I owe my nails one of the worst figures made in public: “Mother mother why does that lady have claws?”referred to a customer in line by the baker with spectacular long nails (he is used to mine, nipped).

(Photo illustration Melitas)

Children observe everything, point with their finger, make inappropriate comments. They notice the unpleasant realities that we struggle to explain: the homeless, the drunk, the beggar. One day, the younger brother of one of my friends, in the car, started listing: “One, two, three …”: he counted the prostitutes along Villa d’Almè-Dalmine.

And we are in balance, on the one hand, with the need to educate them (“You do not comment on people’s physical appearance,” “You do not say ‘it’ or ‘it’,” “should I really explain to him what a prostitute does?”) on the other with the desire to preserve them from our mental plans that they never, as when we confront them, appear old and inadequate.

The relationship to disability is also a matter of habit. We have a friend of the family in a wheelchair, so for the kids it is a given that some people move like this, which is not surprising.

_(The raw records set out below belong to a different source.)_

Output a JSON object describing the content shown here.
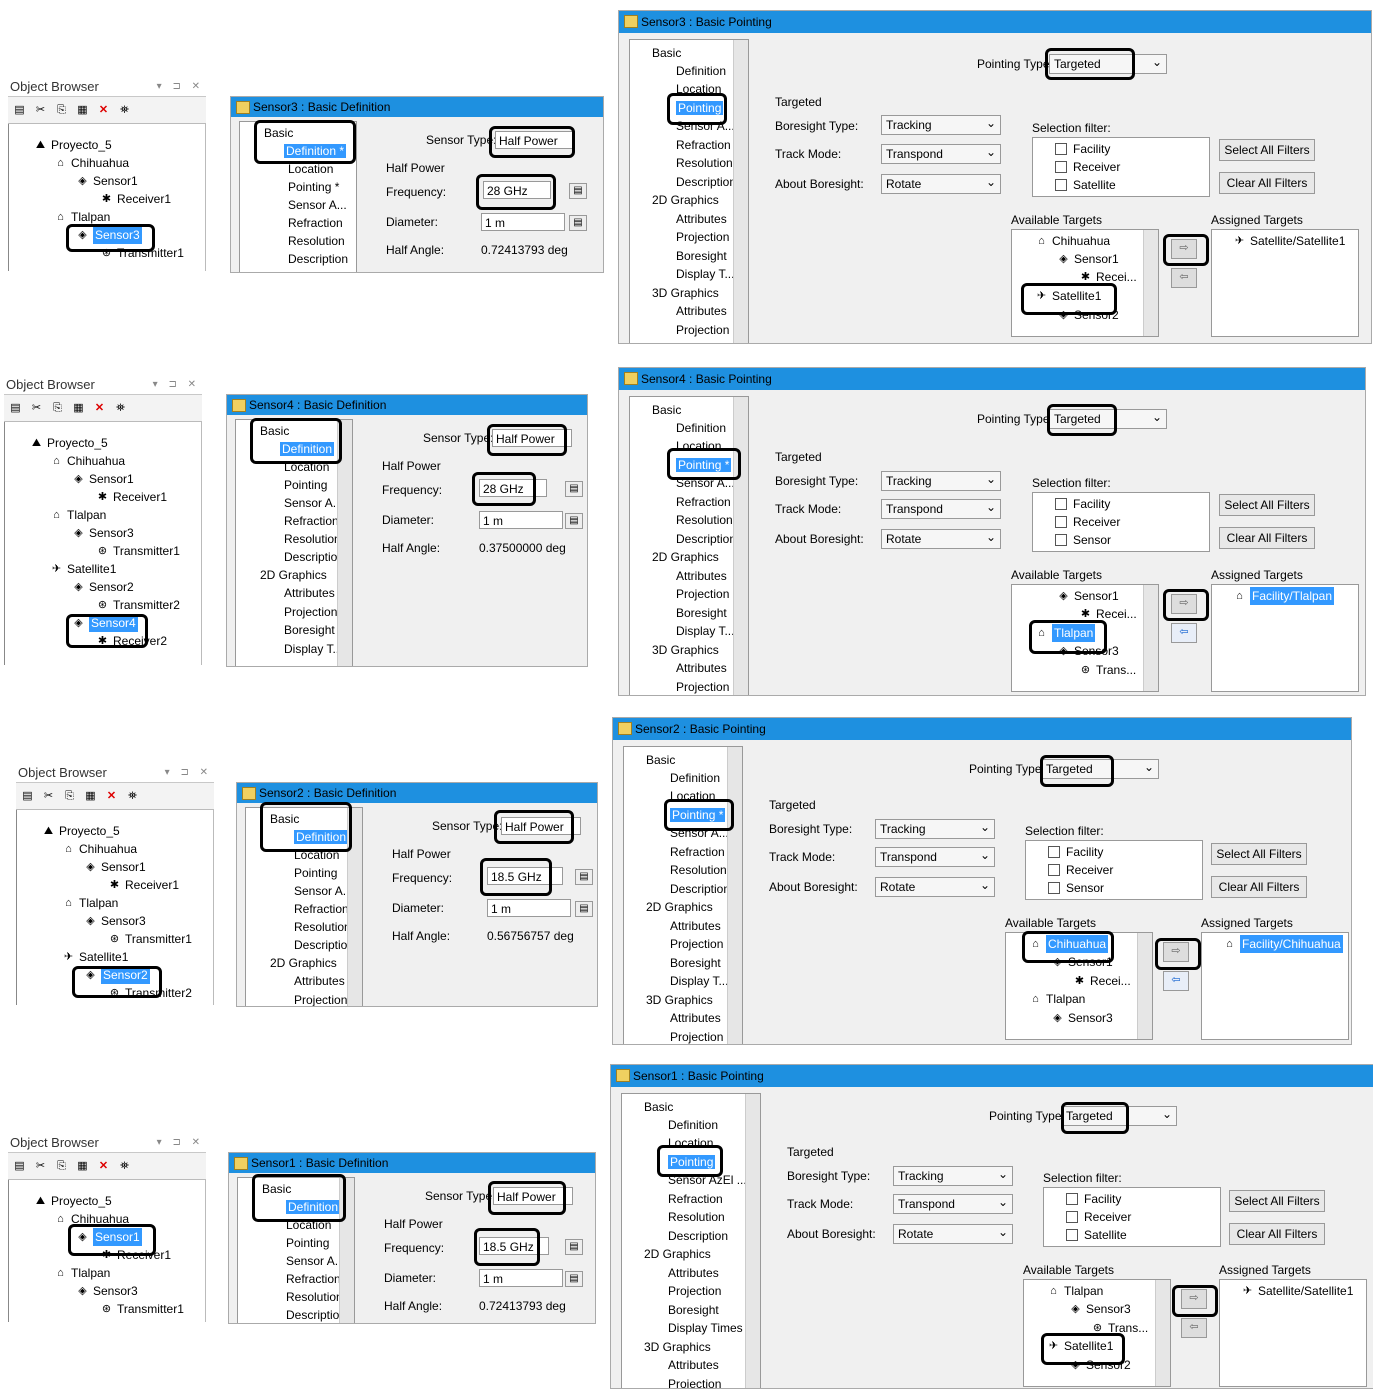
{
  "object_browser": {
    "title": "Object Browser",
    "window_controls": "▾ ⊐ ✕",
    "toolbar_icons": [
      "new-icon",
      "cut-icon",
      "copy-icon",
      "paste-icon",
      "delete-icon",
      "find-icon"
    ]
  },
  "tree": {
    "project": "Proyecto_5",
    "chihuahua": "Chihuahua",
    "sensor1": "Sensor1",
    "receiver1": "Receiver1",
    "tlalpan": "Tlalpan",
    "sensor3": "Sensor3",
    "transmitter1": "Transmitter1",
    "satellite1": "Satellite1",
    "sensor2": "Sensor2",
    "transmitter2": "Transmitter2",
    "sensor4": "Sensor4",
    "receiver2": "Receiver2"
  },
  "nav": {
    "basic": "Basic",
    "definition": "Definition",
    "definition_mod": "Definition *",
    "location": "Location",
    "pointing": "Pointing",
    "pointing_mod": "Pointing *",
    "sensor_az": "Sensor A...",
    "sensor_azel": "Sensor AzEl ...",
    "refraction": "Refraction",
    "resolution": "Resolution",
    "description": "Description",
    "graphics2d": "2D Graphics",
    "attributes": "Attributes",
    "projection": "Projection",
    "boresight": "Boresight",
    "display_t": "Display T...",
    "display_times": "Display Times",
    "graphics3d": "3D Graphics"
  },
  "definition": {
    "sensor_type_label": "Sensor Type:",
    "sensor_type": "Half Power",
    "group": "Half Power",
    "frequency_label": "Frequency:",
    "diameter_label": "Diameter:",
    "half_angle_label": "Half Angle:",
    "diameter": "1 m",
    "s3": {
      "title": "Sensor3 : Basic Definition",
      "frequency": "28 GHz",
      "half_angle": "0.72413793 deg"
    },
    "s4": {
      "title": "Sensor4 : Basic Definition",
      "frequency": "28 GHz",
      "half_angle": "0.37500000 deg"
    },
    "s2": {
      "title": "Sensor2 : Basic Definition",
      "frequency": "18.5 GHz",
      "half_angle": "0.56756757 deg"
    },
    "s1": {
      "title": "Sensor1 : Basic Definition",
      "frequency": "18.5 GHz",
      "half_angle": "0.72413793 deg"
    }
  },
  "pointing": {
    "pointing_type_label": "Pointing Type:",
    "pointing_type": "Targeted",
    "targeted_group": "Targeted",
    "boresight_type_label": "Boresight Type:",
    "boresight_type": "Tracking",
    "track_mode_label": "Track Mode:",
    "track_mode": "Transpond",
    "about_boresight_label": "About Boresight:",
    "about_boresight": "Rotate",
    "selection_filter_label": "Selection filter:",
    "filter_facility": "Facility",
    "filter_receiver": "Receiver",
    "filter_satellite": "Satellite",
    "filter_sensor": "Sensor",
    "select_all": "Select All Filters",
    "clear_all": "Clear All Filters",
    "available_targets": "Available Targets",
    "assigned_targets": "Assigned Targets",
    "recei": "Recei...",
    "trans": "Trans...",
    "trans_cut": "Trans",
    "s3": {
      "title": "Sensor3 : Basic Pointing",
      "assigned": "Satellite/Satellite1"
    },
    "s4": {
      "title": "Sensor4 : Basic Pointing",
      "assigned": "Facility/Tlalpan"
    },
    "s2": {
      "title": "Sensor2 : Basic Pointing",
      "assigned": "Facility/Chihuahua"
    },
    "s1": {
      "title": "Sensor1 : Basic Pointing",
      "assigned": "Satellite/Satellite1"
    }
  }
}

However, the friend is used to having to qualify for the “Formula 1 race” with his powerful vehicle because the kids have a lot of fun with it.. I imagine that when they grow up, they will be able to ask for explanations (from him or us) and they will receive it, but if there is one thing I have learned from the psychologists that I often consult to this column, is that we must not anticipate the needs of children.

I also think my child has a disabled child in the classroom (I’m not sure, with Covid, the relationship with other parents is virtually zero, as well as opportunities for socializing), but I do not want to ask him explicitly. I take it for granted that for him it is a companion among others. With peculiar qualities that should not be denied in the name of a false “we are all alike”, but that they can not even all be included in the label “disabled” which I think my son would not even understand.

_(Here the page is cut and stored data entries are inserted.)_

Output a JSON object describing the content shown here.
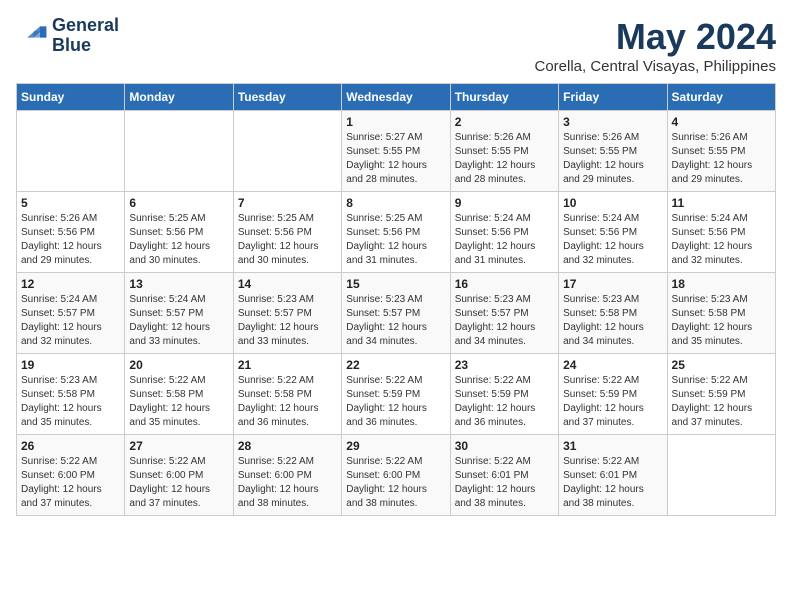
{
  "logo": {
    "line1": "General",
    "line2": "Blue"
  },
  "title": "May 2024",
  "subtitle": "Corella, Central Visayas, Philippines",
  "weekdays": [
    "Sunday",
    "Monday",
    "Tuesday",
    "Wednesday",
    "Thursday",
    "Friday",
    "Saturday"
  ],
  "weeks": [
    [
      {
        "day": "",
        "info": ""
      },
      {
        "day": "",
        "info": ""
      },
      {
        "day": "",
        "info": ""
      },
      {
        "day": "1",
        "info": "Sunrise: 5:27 AM\nSunset: 5:55 PM\nDaylight: 12 hours\nand 28 minutes."
      },
      {
        "day": "2",
        "info": "Sunrise: 5:26 AM\nSunset: 5:55 PM\nDaylight: 12 hours\nand 28 minutes."
      },
      {
        "day": "3",
        "info": "Sunrise: 5:26 AM\nSunset: 5:55 PM\nDaylight: 12 hours\nand 29 minutes."
      },
      {
        "day": "4",
        "info": "Sunrise: 5:26 AM\nSunset: 5:55 PM\nDaylight: 12 hours\nand 29 minutes."
      }
    ],
    [
      {
        "day": "5",
        "info": "Sunrise: 5:26 AM\nSunset: 5:56 PM\nDaylight: 12 hours\nand 29 minutes."
      },
      {
        "day": "6",
        "info": "Sunrise: 5:25 AM\nSunset: 5:56 PM\nDaylight: 12 hours\nand 30 minutes."
      },
      {
        "day": "7",
        "info": "Sunrise: 5:25 AM\nSunset: 5:56 PM\nDaylight: 12 hours\nand 30 minutes."
      },
      {
        "day": "8",
        "info": "Sunrise: 5:25 AM\nSunset: 5:56 PM\nDaylight: 12 hours\nand 31 minutes."
      },
      {
        "day": "9",
        "info": "Sunrise: 5:24 AM\nSunset: 5:56 PM\nDaylight: 12 hours\nand 31 minutes."
      },
      {
        "day": "10",
        "info": "Sunrise: 5:24 AM\nSunset: 5:56 PM\nDaylight: 12 hours\nand 32 minutes."
      },
      {
        "day": "11",
        "info": "Sunrise: 5:24 AM\nSunset: 5:56 PM\nDaylight: 12 hours\nand 32 minutes."
      }
    ],
    [
      {
        "day": "12",
        "info": "Sunrise: 5:24 AM\nSunset: 5:57 PM\nDaylight: 12 hours\nand 32 minutes."
      },
      {
        "day": "13",
        "info": "Sunrise: 5:24 AM\nSunset: 5:57 PM\nDaylight: 12 hours\nand 33 minutes."
      },
      {
        "day": "14",
        "info": "Sunrise: 5:23 AM\nSunset: 5:57 PM\nDaylight: 12 hours\nand 33 minutes."
      },
      {
        "day": "15",
        "info": "Sunrise: 5:23 AM\nSunset: 5:57 PM\nDaylight: 12 hours\nand 34 minutes."
      },
      {
        "day": "16",
        "info": "Sunrise: 5:23 AM\nSunset: 5:57 PM\nDaylight: 12 hours\nand 34 minutes."
      },
      {
        "day": "17",
        "info": "Sunrise: 5:23 AM\nSunset: 5:58 PM\nDaylight: 12 hours\nand 34 minutes."
      },
      {
        "day": "18",
        "info": "Sunrise: 5:23 AM\nSunset: 5:58 PM\nDaylight: 12 hours\nand 35 minutes."
      }
    ],
    [
      {
        "day": "19",
        "info": "Sunrise: 5:23 AM\nSunset: 5:58 PM\nDaylight: 12 hours\nand 35 minutes."
      },
      {
        "day": "20",
        "info": "Sunrise: 5:22 AM\nSunset: 5:58 PM\nDaylight: 12 hours\nand 35 minutes."
      },
      {
        "day": "21",
        "info": "Sunrise: 5:22 AM\nSunset: 5:58 PM\nDaylight: 12 hours\nand 36 minutes."
      },
      {
        "day": "22",
        "info": "Sunrise: 5:22 AM\nSunset: 5:59 PM\nDaylight: 12 hours\nand 36 minutes."
      },
      {
        "day": "23",
        "info": "Sunrise: 5:22 AM\nSunset: 5:59 PM\nDaylight: 12 hours\nand 36 minutes."
      },
      {
        "day": "24",
        "info": "Sunrise: 5:22 AM\nSunset: 5:59 PM\nDaylight: 12 hours\nand 37 minutes."
      },
      {
        "day": "25",
        "info": "Sunrise: 5:22 AM\nSunset: 5:59 PM\nDaylight: 12 hours\nand 37 minutes."
      }
    ],
    [
      {
        "day": "26",
        "info": "Sunrise: 5:22 AM\nSunset: 6:00 PM\nDaylight: 12 hours\nand 37 minutes."
      },
      {
        "day": "27",
        "info": "Sunrise: 5:22 AM\nSunset: 6:00 PM\nDaylight: 12 hours\nand 37 minutes."
      },
      {
        "day": "28",
        "info": "Sunrise: 5:22 AM\nSunset: 6:00 PM\nDaylight: 12 hours\nand 38 minutes."
      },
      {
        "day": "29",
        "info": "Sunrise: 5:22 AM\nSunset: 6:00 PM\nDaylight: 12 hours\nand 38 minutes."
      },
      {
        "day": "30",
        "info": "Sunrise: 5:22 AM\nSunset: 6:01 PM\nDaylight: 12 hours\nand 38 minutes."
      },
      {
        "day": "31",
        "info": "Sunrise: 5:22 AM\nSunset: 6:01 PM\nDaylight: 12 hours\nand 38 minutes."
      },
      {
        "day": "",
        "info": ""
      }
    ]
  ]
}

(Photo illustration Melitas)

I have encountered some more difficulties with the less obvious disabilities, e.g. relating to the autism spectrum. For example, if an older child in the park is behaving in an unconventional way or has attitudes that may seem “threatening” to him (screaming, knocking objects – in fact things that my son sometimes does too), then notice that there is something of “dissonant”. It can be hard to explain to him that it is not just a child who is a “bad boy”, especially if it is an impromptu acquaintance.

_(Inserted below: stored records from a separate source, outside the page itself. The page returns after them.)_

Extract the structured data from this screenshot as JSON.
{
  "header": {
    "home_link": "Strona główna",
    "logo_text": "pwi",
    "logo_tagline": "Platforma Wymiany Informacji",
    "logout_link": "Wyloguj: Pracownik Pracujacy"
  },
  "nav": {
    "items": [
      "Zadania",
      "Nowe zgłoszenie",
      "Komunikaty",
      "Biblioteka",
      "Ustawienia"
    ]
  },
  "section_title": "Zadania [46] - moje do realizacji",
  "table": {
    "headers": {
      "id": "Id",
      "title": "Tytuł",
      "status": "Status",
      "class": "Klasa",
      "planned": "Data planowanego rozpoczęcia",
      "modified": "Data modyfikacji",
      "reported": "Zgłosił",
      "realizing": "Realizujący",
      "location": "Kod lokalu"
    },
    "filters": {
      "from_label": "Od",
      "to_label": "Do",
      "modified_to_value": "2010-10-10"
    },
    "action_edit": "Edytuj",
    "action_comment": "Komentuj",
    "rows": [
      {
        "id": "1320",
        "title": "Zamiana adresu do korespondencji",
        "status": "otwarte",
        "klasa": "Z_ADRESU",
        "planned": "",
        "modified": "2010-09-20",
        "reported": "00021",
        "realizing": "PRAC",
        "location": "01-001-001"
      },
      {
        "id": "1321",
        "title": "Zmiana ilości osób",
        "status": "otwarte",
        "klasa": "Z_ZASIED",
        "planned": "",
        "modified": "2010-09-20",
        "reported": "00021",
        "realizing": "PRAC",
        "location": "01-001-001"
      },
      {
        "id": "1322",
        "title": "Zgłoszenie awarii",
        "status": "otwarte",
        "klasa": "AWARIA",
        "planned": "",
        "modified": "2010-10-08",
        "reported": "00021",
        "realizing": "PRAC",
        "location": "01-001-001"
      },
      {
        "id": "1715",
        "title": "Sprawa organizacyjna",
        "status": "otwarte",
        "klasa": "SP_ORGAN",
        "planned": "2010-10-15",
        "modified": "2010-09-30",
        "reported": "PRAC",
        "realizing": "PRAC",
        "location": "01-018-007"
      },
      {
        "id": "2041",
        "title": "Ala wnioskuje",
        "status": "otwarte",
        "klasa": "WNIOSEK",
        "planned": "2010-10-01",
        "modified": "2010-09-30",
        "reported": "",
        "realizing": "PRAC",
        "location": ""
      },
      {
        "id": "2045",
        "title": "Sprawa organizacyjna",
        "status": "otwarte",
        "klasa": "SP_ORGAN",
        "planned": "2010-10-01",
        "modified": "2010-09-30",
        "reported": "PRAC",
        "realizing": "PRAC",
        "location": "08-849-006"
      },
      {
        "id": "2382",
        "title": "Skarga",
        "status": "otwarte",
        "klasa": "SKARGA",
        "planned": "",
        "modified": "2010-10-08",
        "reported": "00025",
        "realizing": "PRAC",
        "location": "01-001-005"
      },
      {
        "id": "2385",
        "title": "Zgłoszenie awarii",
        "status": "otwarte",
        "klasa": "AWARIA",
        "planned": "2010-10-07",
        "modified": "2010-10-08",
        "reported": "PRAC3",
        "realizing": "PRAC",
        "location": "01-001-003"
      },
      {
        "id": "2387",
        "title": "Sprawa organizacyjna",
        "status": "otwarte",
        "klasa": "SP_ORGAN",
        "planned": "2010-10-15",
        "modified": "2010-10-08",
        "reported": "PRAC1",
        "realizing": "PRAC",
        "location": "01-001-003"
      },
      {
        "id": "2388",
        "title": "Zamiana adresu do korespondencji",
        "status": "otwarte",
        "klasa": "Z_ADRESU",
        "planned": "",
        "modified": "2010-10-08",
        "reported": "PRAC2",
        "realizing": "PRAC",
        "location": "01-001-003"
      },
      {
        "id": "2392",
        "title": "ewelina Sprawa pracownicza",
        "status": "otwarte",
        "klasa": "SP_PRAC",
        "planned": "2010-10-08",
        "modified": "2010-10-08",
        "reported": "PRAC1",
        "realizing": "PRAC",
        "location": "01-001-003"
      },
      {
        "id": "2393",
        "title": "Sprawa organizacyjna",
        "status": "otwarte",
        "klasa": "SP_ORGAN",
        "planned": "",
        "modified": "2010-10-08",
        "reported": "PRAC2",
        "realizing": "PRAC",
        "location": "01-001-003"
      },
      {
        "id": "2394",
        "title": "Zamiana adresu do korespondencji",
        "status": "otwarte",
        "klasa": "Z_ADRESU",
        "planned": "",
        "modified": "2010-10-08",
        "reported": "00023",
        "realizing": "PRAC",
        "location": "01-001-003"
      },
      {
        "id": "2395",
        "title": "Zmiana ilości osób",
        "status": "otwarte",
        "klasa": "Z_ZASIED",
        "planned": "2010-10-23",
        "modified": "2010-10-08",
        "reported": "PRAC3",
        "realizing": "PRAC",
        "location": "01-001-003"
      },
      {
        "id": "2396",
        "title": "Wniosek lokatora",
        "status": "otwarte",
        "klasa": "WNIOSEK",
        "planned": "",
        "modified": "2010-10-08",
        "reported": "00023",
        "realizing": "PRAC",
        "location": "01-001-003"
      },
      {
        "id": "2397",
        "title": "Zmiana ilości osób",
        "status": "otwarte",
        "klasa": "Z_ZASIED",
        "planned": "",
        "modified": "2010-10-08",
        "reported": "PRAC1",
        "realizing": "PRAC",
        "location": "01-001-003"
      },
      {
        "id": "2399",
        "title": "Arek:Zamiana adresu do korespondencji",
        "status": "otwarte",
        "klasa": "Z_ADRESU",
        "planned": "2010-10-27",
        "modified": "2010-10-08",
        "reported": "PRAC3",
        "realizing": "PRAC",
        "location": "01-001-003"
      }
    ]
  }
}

However, there is an objective difference that my four-year-old son always grasps, like all his peers, and that is the one between man and woman, between boy and girl. It’s not a difference based on gender stereotypes: it does not distinguish between male children who “play football” (also because he does not like football) and female children who “play with dolls”. I have not yet heard him comment on “male and female things” (maybe he never will, maybe), and it is not necessary for the girl to wear a skirt or have long hair to identify her as such: she generally differs well from the same and ask if you are in doubt.

It took him a while to understand that the sexes are defined, that his sister will not become a boy like him “when he grows up”. For now the big boys are all “fathers”, and the women are “mothers”. The elderly, invariably, “grandparents”. And that’s all that matters.